Dans tous les cas, Herzberg se définit comme un athée et un réaliste scientifique ou, comme il se plaisait à le dire, un « réaliste naïf ». En raison de son éducation et de sa formation scientifiques, il n’a que très peu de temps à dévouer à la vénération de chefs ou d’idéologies politiques tout aussi irrationnels que la croyance en Dieu. Depuis l’enfance, Herzberg rêve de devenir astronome. Peut-être que son intérêt à admirer les étoiles a façonné son idée du caractère insignifiant de notre monde et de nos disputes. En termes cosmiques, l’existence humaine est fugace, aussi ténue d’un grain de poussière dans une bourrasque.

Or Herzberg ne voit dans la petitesse de l’humanité aucune raison de ne pas tenter de connaître l’univers[xii]. Il croit que les connaissances et la compréhension de l’univers nous permettent de nous connaître et de pouvoir tenter de répondre à des questionnements philosophiques sur notre raison d’être et l’existence. Il s’oppose à l’idée de rester enchaîné au mur d’une grotte, comme dans la célèbre allégorie de Platon. Il veut s’aventurer à l’extérieur.

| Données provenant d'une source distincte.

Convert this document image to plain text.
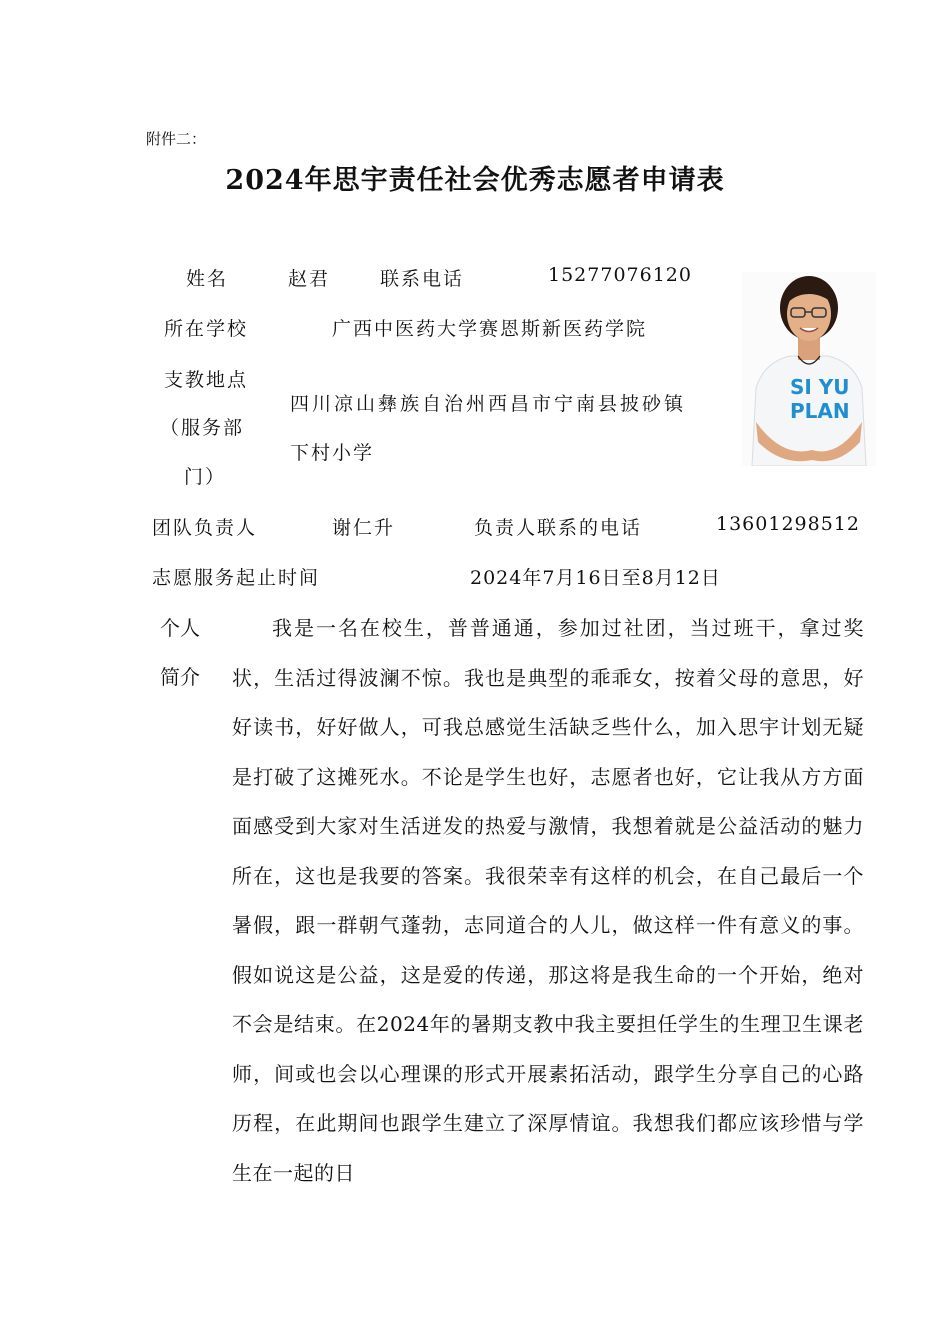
附件二：
2024年思宇责任社会优秀志愿者申请表
姓名	赵君	联系电话	15277076120
所在学校	广西中医药大学赛恩斯新医药学院
支教地点
（服务部
门）
四川凉山彝族自治州西昌市宁南县披砂镇
下村小学
团队负责人	谢仁升	负责人联系的电话	13601298512
志愿服务起止时间	2024年7月16日至8月12日
个人
简介
我是一名在校生，普普通通，参加过社团，当过班干，拿过奖状，生活过得波澜不惊。我也是典型的乖乖女，按着父母的意思，好好读书，好好做人，可我总感觉生活缺乏些什么，加入思宇计划无疑是打破了这摊死水。不论是学生也好，志愿者也好，它让我从方方面面感受到大家对生活迸发的热爱与激情，我想着就是公益活动的魅力所在，这也是我要的答案。我很荣幸有这样的机会，在自己最后一个暑假，跟一群朝气蓬勃，志同道合的人儿，做这样一件有意义的事。假如说这是公益，这是爱的传递，那这将是我生命的一个开始，绝对不会是结束。在2024年的暑期支教中我主要担任学生的生理卫生课老师，间或也会以心理课的形式开展素拓活动，跟学生分享自己的心路历程，在此期间也跟学生建立了深厚情谊。我想我们都应该珍惜与学生在一起的日
SI YU
PLAN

Dr. Gerhard Herzberg portrait 1964.
« Gerhard Herzberg, directeur de la Division de physique pure, Conseil national de recherches du Canada, portrait, 1964. » Fonds Dr. Gerhard Herzberg, Conseil national de recherches du Canada.

[i] Gerhard Herzberg, « Molecular Spectroscopy: A Personal History », Annual Review of Physical Chemistry 36 numéro 1 (1985) : page 22.

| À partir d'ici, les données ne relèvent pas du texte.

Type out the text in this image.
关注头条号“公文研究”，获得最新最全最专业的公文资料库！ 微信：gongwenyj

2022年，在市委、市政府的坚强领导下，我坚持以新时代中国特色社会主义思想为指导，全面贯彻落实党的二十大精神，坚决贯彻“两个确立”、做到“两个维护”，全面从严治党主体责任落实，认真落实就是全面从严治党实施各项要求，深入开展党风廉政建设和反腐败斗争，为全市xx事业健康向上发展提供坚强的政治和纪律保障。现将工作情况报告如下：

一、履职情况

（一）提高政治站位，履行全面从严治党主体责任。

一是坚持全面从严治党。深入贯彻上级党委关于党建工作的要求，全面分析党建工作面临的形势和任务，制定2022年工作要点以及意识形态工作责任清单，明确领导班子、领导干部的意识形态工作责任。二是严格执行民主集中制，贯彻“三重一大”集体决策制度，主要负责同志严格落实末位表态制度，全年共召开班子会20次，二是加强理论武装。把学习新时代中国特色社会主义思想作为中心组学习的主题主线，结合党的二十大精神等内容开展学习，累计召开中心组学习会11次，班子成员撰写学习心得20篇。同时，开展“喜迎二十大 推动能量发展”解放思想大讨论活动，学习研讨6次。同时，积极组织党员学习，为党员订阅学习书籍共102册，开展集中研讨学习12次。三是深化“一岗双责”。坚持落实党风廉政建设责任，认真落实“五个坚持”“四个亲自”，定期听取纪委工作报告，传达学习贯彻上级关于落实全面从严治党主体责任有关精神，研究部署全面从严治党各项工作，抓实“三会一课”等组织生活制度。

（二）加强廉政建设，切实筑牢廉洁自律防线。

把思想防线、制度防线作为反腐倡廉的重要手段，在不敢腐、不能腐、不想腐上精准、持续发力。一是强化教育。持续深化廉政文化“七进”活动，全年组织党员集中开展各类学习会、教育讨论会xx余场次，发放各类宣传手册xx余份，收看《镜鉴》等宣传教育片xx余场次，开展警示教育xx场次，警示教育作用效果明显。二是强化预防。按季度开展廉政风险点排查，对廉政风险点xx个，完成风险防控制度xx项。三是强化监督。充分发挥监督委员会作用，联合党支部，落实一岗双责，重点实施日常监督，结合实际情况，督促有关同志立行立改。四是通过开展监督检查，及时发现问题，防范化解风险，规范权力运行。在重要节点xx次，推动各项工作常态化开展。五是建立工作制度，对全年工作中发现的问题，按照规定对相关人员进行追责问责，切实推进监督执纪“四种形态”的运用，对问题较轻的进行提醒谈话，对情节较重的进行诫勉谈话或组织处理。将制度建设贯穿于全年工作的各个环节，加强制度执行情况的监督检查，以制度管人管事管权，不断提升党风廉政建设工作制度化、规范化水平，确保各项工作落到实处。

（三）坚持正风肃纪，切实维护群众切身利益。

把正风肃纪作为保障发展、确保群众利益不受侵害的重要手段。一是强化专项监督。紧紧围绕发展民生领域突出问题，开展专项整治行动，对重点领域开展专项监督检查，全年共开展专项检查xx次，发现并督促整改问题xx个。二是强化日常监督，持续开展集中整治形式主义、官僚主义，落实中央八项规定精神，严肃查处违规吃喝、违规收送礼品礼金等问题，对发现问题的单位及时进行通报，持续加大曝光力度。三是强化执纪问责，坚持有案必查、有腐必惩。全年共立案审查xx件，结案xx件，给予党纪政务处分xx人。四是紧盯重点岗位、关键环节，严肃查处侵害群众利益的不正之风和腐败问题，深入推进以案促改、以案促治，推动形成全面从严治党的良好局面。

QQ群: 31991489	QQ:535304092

[ii] Gerhard Herzberg, article « Pure Science and Government », paru dans The Value of Science in Society and Culture, Agnes M. Herzberg et Paul Dufour, éditeurs (autoédition, 2019) : page 17.

[iii] Gerhard Herzberg, « Molecular Spectroscopy: A Personal History,” Annual Review of Physical Chemistry 36 numéro 1 (1985) : page 22.

[iv] Gerhard Herzberg, article « Bureaucracy in Science », paru dans The Value of Science in Society and Culture, Agnes M. Herzberg et Paul Dufour, éditeurs (autoédition, 2019) : pages 29 à 36.

[v] Gerhard Herzberg, article « Pure Science and Government », paru dans The Value of Science in Society and Culture, Agnes M. Herzberg et Paul Dufour, éditeurs (autoédition, 2019) : page 18.

[vi] Herzberg, « Pure Science and Government », pages 17 et 18.

[vii] Gerhard Herzberg, « The Dangers of Science Policy », discours donné à l’Université York (non publié, 1969) : pages 3 et 4.

[viii] Gerhard Herzberg, « The Dangers of Science Policy », discours donné à l’Université York (non publié, 1969) : page 3.

[ix] Gerhard Herzberg, article « Remarks on the Boundaries of Knowledge », paru dans Transactions of the Royal Society of Canada 12 (1974) : page 29.

[x] Gerhard Herzberg, article « The Tensions between Excellence and Relevance », paru dans The Value of Science in Society and Culture, Agnes M. Herzberg et Paul Dufour, éditeurs (autoédition, 2019) : pages 43 et 44.

[xi] Gerhard Herzberg, article « Science, Society and Culture », paru dans The Value of Science in Society and Culture, Agnes M. Herzberg et Paul Dufour, éditeurs (autoédition, 2019) : page 51.

[xii] Gerhard Herzberg, article « The Nature and Origins of the Universe », paru dans The Value of Science in Society and Culture, Agnes M. Herzberg et Paul Dufour, éditeurs (autoédition, 2019) : page 81.